Aunque no se parezcan en apariencia, podemos intentar una grosera comparación del cerebro con un motor de combustión, cuya acción de sus partes depende de la integridad del mecanismo y el aporte energético del combustible, aquello que lo alimenta.
El cerebro no solo se ha provisto del lugar privilegiado del cuerpo y una fuerte coraza protectora con ventanas para ver la realidad, sino que además se alimenta de lo mejor del metabolismo, a diferencia del músculo y vísceras en general.
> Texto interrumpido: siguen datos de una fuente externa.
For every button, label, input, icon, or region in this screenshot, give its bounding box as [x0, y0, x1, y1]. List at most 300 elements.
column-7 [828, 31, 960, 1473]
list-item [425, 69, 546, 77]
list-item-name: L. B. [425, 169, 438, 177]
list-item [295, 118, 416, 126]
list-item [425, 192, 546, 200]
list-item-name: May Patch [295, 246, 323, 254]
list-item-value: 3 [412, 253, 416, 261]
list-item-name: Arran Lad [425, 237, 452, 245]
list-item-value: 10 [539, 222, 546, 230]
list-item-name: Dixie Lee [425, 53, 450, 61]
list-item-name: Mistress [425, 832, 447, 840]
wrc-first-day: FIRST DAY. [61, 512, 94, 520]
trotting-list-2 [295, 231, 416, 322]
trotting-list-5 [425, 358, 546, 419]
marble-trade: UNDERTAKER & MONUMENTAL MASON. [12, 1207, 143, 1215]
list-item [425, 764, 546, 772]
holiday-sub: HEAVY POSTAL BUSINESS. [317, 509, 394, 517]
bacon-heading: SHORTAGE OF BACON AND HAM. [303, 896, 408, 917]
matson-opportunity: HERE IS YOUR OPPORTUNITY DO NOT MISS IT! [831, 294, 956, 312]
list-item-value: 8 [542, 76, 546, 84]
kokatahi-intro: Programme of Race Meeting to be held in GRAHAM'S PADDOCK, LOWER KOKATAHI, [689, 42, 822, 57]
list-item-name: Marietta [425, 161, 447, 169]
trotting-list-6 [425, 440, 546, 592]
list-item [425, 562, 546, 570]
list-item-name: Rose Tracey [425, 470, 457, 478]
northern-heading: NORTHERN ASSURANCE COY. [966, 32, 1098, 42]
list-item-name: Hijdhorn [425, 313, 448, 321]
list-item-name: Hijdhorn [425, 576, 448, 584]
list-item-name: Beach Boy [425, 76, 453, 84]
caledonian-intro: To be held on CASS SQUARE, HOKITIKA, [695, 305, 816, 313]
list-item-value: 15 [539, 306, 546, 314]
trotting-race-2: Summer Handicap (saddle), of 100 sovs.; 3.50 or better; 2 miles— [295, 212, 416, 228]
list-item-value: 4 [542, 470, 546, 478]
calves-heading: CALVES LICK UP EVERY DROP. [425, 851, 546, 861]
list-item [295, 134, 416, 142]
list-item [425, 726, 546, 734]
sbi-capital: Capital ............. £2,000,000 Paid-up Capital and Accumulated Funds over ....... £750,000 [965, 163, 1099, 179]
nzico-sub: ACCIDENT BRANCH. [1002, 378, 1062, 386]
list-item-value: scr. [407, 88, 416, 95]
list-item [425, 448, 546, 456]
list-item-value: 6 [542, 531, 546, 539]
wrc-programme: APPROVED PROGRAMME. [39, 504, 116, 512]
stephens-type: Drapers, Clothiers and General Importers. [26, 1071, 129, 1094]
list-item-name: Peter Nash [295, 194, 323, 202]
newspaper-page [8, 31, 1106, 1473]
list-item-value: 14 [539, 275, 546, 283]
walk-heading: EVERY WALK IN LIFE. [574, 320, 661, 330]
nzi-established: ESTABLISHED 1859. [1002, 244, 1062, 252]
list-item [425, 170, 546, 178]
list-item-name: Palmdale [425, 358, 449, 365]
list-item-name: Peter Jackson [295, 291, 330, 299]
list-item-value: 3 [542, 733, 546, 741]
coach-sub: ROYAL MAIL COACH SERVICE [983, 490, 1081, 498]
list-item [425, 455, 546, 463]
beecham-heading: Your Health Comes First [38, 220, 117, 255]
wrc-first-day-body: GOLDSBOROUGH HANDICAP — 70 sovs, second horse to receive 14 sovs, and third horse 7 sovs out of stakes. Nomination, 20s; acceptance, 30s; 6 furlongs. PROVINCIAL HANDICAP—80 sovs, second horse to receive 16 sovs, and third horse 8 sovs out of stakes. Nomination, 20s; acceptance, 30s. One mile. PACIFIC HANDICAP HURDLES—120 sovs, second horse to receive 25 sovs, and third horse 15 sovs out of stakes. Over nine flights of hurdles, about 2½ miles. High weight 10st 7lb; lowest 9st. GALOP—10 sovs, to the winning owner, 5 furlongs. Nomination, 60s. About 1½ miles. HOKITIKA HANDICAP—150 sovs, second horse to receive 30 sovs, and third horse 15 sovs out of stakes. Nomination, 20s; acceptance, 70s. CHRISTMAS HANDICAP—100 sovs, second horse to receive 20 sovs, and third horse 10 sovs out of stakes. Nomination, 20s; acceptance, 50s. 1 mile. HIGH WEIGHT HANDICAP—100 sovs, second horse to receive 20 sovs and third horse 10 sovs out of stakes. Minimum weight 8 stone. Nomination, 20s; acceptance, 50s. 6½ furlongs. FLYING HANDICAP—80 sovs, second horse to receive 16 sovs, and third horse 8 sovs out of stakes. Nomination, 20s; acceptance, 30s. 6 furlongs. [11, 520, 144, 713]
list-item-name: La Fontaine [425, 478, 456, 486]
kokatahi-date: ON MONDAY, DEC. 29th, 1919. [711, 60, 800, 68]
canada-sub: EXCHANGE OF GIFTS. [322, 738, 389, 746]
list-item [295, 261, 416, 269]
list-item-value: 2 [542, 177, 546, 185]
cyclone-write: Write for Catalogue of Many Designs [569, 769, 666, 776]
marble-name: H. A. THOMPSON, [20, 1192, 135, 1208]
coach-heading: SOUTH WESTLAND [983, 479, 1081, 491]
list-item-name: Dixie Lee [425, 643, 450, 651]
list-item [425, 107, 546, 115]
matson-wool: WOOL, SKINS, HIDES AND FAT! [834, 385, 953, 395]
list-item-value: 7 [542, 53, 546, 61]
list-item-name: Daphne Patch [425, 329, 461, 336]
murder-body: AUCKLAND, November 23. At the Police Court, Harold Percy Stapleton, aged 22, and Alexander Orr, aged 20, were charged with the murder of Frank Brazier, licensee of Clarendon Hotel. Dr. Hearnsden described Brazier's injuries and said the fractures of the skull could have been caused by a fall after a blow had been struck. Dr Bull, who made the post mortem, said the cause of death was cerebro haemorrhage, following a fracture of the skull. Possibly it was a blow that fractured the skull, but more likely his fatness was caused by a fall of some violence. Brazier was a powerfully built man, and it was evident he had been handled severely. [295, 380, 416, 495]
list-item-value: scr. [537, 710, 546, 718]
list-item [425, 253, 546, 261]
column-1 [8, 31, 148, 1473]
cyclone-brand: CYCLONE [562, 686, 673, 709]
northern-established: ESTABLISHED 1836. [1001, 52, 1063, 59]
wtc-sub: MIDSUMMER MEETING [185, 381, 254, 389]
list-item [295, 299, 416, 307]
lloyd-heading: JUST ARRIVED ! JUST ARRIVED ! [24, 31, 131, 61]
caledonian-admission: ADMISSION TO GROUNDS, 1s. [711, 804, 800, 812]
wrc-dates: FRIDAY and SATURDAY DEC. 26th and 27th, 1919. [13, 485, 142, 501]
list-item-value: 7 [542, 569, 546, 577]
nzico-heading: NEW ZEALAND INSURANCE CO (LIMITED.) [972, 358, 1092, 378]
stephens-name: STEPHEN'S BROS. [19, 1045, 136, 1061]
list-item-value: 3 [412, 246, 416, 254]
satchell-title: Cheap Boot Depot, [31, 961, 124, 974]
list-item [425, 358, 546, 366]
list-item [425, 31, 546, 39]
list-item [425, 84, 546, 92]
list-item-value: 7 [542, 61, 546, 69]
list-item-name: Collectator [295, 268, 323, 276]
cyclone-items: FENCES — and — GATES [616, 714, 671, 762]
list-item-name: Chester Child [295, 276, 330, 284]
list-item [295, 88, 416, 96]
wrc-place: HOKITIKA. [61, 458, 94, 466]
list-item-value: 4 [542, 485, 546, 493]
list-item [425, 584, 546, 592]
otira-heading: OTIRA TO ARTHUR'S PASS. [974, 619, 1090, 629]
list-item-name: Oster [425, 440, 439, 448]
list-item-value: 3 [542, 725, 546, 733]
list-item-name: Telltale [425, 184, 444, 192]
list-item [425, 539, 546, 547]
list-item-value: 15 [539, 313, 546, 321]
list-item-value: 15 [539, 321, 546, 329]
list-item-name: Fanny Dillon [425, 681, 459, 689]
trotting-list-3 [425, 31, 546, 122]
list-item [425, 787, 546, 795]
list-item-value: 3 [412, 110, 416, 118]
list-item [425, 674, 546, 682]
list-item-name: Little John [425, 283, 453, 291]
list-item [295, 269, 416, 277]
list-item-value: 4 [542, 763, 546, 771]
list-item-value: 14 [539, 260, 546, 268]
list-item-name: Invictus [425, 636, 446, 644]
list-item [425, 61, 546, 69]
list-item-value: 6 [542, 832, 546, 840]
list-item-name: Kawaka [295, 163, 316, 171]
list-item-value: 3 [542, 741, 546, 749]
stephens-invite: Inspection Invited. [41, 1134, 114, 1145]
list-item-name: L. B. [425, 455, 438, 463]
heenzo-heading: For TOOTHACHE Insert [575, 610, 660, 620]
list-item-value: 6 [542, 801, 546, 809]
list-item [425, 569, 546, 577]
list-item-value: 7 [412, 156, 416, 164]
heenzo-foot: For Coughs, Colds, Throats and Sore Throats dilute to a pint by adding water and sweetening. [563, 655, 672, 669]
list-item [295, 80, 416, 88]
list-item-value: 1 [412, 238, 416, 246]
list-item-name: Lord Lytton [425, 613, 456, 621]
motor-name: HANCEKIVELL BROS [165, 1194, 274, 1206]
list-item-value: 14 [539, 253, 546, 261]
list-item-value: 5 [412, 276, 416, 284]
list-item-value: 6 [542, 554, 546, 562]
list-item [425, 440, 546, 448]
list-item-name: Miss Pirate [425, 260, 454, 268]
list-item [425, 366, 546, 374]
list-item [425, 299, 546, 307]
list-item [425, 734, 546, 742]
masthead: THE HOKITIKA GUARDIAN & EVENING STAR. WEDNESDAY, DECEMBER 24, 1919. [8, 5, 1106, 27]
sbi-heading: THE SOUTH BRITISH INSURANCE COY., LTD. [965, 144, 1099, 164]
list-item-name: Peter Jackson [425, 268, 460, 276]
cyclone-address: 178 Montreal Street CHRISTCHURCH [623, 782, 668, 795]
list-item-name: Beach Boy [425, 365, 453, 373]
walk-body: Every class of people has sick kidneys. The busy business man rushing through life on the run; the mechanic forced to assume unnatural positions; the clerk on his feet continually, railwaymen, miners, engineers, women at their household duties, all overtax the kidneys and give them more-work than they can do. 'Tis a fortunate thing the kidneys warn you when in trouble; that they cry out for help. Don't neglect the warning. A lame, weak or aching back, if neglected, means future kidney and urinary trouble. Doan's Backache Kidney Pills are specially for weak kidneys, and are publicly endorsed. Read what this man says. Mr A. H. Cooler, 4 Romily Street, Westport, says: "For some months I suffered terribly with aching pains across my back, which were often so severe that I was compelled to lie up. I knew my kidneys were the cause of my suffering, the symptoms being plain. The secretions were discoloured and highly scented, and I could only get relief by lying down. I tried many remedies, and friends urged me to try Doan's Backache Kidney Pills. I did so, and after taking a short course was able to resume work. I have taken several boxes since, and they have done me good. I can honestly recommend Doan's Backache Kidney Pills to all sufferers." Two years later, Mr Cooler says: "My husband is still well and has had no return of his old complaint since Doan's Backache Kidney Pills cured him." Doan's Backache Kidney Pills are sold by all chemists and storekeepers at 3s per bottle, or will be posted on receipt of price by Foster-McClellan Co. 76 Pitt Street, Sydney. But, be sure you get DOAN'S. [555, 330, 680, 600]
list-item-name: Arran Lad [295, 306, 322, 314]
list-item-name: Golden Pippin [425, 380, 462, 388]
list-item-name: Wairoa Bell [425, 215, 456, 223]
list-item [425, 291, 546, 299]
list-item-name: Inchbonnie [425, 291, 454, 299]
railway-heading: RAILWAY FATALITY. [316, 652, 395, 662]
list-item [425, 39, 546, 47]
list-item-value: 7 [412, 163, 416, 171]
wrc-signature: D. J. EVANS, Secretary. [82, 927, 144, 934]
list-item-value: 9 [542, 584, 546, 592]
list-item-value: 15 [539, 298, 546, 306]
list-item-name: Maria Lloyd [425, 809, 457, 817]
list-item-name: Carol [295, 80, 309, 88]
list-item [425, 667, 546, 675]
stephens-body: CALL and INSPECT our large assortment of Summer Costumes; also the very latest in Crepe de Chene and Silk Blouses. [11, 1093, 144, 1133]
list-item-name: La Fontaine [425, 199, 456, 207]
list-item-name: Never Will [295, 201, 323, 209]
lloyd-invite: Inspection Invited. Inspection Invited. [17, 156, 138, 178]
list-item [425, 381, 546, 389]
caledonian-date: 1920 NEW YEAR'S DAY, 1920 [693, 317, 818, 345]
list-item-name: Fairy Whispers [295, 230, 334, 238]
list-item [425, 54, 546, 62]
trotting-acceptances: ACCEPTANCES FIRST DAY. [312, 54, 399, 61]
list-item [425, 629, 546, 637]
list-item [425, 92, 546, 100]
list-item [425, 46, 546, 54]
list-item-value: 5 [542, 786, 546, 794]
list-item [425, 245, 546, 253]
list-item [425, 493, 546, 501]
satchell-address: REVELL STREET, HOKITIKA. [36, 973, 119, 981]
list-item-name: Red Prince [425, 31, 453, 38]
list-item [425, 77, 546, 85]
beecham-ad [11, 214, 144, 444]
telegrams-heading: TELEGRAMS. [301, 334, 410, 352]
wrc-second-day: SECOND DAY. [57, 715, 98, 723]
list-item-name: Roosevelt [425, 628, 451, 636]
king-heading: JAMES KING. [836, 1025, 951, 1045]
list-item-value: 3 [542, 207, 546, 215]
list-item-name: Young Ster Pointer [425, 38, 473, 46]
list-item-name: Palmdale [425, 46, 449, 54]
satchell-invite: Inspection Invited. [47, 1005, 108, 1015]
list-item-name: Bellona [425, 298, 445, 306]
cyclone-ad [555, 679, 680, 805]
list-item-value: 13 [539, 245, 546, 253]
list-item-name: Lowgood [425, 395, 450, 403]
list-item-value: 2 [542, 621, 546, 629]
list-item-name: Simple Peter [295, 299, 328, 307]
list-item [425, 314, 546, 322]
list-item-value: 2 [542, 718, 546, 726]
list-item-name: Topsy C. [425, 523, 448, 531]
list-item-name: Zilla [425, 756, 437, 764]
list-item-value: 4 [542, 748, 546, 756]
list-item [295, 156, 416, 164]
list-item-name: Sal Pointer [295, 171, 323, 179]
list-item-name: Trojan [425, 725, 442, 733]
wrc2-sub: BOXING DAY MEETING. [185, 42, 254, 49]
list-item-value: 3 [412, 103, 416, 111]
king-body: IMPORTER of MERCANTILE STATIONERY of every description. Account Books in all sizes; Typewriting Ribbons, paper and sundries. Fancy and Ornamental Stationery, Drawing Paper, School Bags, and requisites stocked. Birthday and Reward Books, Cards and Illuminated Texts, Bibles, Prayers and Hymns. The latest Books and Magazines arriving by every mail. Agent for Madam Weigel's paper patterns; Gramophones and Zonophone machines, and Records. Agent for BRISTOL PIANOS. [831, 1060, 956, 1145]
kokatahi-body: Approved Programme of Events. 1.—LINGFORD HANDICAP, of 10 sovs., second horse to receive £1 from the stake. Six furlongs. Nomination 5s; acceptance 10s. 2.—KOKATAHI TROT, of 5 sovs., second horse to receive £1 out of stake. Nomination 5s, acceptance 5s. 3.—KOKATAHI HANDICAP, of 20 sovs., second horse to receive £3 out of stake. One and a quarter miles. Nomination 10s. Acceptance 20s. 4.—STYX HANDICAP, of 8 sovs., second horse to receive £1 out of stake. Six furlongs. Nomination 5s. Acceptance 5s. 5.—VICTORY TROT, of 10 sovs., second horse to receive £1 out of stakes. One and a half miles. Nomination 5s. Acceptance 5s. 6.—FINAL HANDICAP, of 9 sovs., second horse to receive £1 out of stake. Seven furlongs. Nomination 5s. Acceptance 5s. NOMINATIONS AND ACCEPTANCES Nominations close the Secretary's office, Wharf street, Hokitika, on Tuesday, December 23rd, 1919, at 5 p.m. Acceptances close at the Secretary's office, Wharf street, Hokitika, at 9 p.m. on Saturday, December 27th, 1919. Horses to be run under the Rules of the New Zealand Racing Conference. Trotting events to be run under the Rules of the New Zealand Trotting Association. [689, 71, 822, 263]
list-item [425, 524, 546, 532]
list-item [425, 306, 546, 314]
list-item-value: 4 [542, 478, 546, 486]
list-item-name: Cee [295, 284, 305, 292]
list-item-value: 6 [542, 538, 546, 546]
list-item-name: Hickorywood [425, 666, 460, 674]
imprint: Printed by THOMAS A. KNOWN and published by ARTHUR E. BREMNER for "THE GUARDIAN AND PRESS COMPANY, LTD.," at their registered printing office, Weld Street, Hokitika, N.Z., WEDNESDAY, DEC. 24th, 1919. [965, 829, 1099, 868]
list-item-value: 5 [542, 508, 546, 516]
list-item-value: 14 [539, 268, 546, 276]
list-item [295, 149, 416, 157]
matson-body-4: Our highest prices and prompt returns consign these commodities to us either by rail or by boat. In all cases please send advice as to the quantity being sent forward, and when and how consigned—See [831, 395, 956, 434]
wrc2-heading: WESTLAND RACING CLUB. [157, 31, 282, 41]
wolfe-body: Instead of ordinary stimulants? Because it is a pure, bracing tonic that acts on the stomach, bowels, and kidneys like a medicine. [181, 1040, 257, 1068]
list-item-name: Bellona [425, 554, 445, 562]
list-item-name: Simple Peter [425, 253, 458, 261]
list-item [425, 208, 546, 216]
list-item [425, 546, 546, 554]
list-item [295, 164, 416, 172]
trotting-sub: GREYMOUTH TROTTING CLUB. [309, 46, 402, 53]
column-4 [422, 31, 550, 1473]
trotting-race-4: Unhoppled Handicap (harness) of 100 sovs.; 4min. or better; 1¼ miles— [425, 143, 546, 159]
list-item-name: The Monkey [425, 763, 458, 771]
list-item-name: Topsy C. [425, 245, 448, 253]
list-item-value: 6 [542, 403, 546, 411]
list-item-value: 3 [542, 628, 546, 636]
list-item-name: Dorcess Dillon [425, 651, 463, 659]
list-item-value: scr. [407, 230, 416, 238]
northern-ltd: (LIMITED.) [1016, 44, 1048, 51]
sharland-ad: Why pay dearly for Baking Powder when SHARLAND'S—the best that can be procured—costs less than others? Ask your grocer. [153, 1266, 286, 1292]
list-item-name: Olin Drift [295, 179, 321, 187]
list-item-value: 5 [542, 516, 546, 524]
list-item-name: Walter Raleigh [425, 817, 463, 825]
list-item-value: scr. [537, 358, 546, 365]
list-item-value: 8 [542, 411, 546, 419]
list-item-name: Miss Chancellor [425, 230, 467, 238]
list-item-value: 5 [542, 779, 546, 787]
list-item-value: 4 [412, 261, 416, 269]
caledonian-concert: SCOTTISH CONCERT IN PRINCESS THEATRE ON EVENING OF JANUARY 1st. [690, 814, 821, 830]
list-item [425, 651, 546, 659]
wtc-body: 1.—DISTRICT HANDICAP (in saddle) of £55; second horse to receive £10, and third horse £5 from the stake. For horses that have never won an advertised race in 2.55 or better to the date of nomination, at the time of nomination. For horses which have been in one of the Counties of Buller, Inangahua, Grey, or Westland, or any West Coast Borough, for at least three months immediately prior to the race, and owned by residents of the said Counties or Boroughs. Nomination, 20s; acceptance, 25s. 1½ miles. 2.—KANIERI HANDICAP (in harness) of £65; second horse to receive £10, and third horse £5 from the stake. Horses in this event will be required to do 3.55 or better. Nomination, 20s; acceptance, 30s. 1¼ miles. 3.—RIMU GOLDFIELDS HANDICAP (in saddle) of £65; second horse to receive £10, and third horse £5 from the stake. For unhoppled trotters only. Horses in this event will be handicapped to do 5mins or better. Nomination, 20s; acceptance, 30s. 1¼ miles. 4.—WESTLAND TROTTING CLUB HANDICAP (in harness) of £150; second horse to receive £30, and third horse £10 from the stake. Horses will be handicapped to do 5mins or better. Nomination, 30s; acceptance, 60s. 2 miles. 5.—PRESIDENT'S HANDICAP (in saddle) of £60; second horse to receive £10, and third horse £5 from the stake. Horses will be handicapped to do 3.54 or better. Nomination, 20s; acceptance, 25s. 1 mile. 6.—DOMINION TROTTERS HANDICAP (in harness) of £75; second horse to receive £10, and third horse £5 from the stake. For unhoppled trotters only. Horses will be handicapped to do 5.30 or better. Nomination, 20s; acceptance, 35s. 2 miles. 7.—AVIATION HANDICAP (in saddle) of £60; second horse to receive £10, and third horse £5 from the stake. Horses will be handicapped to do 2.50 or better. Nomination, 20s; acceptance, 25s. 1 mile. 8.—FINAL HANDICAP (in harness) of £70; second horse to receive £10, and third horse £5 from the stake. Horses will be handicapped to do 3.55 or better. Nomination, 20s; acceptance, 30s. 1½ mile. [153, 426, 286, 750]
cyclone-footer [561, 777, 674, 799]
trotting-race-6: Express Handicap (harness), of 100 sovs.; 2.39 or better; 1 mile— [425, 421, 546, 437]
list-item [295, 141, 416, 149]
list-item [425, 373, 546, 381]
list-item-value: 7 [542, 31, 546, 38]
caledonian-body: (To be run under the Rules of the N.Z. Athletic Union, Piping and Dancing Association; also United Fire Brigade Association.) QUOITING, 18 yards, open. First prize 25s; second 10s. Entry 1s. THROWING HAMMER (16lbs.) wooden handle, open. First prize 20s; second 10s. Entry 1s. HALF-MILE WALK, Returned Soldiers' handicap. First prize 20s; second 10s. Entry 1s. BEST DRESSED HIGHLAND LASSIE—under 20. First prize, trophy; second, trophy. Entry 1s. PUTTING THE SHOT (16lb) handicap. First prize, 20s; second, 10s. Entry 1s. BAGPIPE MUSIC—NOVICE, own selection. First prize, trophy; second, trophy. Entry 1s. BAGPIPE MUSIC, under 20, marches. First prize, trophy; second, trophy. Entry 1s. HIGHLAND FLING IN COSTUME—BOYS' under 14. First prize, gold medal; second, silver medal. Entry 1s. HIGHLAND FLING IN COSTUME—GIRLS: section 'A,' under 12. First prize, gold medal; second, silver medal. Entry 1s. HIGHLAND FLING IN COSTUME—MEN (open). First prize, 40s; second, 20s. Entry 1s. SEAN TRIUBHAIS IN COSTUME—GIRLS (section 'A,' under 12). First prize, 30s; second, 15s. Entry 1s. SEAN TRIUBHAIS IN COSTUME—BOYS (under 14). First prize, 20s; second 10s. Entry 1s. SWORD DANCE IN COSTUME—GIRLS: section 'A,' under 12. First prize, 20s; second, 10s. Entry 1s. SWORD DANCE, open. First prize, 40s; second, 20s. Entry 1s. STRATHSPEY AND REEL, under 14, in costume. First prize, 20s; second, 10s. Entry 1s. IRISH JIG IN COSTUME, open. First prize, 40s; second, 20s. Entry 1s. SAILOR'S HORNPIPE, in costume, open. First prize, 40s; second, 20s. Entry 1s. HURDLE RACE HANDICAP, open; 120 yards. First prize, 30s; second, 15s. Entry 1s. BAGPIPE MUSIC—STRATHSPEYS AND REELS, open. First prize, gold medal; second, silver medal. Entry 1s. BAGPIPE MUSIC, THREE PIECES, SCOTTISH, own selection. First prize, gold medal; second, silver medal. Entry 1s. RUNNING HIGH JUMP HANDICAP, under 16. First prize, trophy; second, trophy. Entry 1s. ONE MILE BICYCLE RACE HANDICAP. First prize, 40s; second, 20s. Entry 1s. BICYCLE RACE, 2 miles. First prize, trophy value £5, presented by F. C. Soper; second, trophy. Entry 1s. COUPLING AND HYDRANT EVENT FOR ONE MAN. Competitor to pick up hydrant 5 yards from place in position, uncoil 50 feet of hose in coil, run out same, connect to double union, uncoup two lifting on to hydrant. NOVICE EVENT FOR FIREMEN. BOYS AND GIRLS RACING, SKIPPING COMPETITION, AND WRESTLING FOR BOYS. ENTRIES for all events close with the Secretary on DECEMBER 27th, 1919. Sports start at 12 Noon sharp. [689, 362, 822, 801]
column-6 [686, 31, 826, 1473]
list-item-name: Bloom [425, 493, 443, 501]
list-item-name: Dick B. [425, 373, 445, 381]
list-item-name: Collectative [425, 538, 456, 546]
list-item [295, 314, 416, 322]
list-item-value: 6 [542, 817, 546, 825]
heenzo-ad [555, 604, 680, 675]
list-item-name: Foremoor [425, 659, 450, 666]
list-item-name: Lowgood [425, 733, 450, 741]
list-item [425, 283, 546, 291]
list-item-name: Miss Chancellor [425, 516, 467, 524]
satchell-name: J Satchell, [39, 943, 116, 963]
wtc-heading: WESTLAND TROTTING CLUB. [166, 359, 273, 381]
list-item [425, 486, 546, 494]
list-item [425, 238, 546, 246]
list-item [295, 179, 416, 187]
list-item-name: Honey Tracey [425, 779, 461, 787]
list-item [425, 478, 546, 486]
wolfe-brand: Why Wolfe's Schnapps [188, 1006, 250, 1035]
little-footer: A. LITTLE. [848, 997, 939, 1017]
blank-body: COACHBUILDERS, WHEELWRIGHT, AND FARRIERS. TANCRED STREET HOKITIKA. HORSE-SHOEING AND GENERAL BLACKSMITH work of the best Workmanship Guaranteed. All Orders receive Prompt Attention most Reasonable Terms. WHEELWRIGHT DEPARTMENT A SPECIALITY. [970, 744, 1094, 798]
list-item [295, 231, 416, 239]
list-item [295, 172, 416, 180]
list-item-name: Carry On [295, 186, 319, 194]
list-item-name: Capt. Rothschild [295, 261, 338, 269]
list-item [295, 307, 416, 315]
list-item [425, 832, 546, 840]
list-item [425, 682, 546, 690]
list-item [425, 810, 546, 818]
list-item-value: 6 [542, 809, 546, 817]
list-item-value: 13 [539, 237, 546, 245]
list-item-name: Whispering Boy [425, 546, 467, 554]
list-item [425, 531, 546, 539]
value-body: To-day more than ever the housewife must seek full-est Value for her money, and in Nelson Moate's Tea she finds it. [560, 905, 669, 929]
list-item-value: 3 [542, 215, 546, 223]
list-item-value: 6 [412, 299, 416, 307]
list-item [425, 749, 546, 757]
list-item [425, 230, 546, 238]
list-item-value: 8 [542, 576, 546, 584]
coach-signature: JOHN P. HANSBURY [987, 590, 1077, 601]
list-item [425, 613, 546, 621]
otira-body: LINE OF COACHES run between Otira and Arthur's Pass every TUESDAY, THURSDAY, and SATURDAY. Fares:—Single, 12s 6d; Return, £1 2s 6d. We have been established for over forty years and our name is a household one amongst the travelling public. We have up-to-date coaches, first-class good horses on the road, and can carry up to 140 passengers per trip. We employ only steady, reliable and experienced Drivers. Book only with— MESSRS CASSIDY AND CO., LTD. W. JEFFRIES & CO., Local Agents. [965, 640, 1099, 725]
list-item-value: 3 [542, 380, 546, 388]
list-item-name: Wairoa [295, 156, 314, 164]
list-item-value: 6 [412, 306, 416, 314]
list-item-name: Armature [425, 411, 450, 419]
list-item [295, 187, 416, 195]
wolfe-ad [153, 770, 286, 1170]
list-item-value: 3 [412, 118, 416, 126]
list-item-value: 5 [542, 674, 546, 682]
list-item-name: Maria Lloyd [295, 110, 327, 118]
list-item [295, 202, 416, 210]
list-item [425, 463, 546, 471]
Aún así, es verdad literal aquello de “Uno es lo que come”
Pero en lo profundo de sus cables, donde pequeños impulsos eléctricos terminan, se requiere la concentración de unas sustancias químicas para que el motor funcione y está probado que de los cambios de concentración de esos combustibles, surge una inmensa galería de estados mentales posibles, como una especie de ecualizador químico.
La parte más primitiva del cerebro, de rápido reflejo y a cargo de lo grosero y mecánico del cuerpo, usa Adrenalina: lábil y sencilla, pero directamente relacionada a acción y velocidad. La parte más nueva y racional, que integra y procesa con menos apuro, usa Serotonina: una ultra-purificada molécula, difícil de encontrar en algún texto separada de los conceptos calma y felicidad.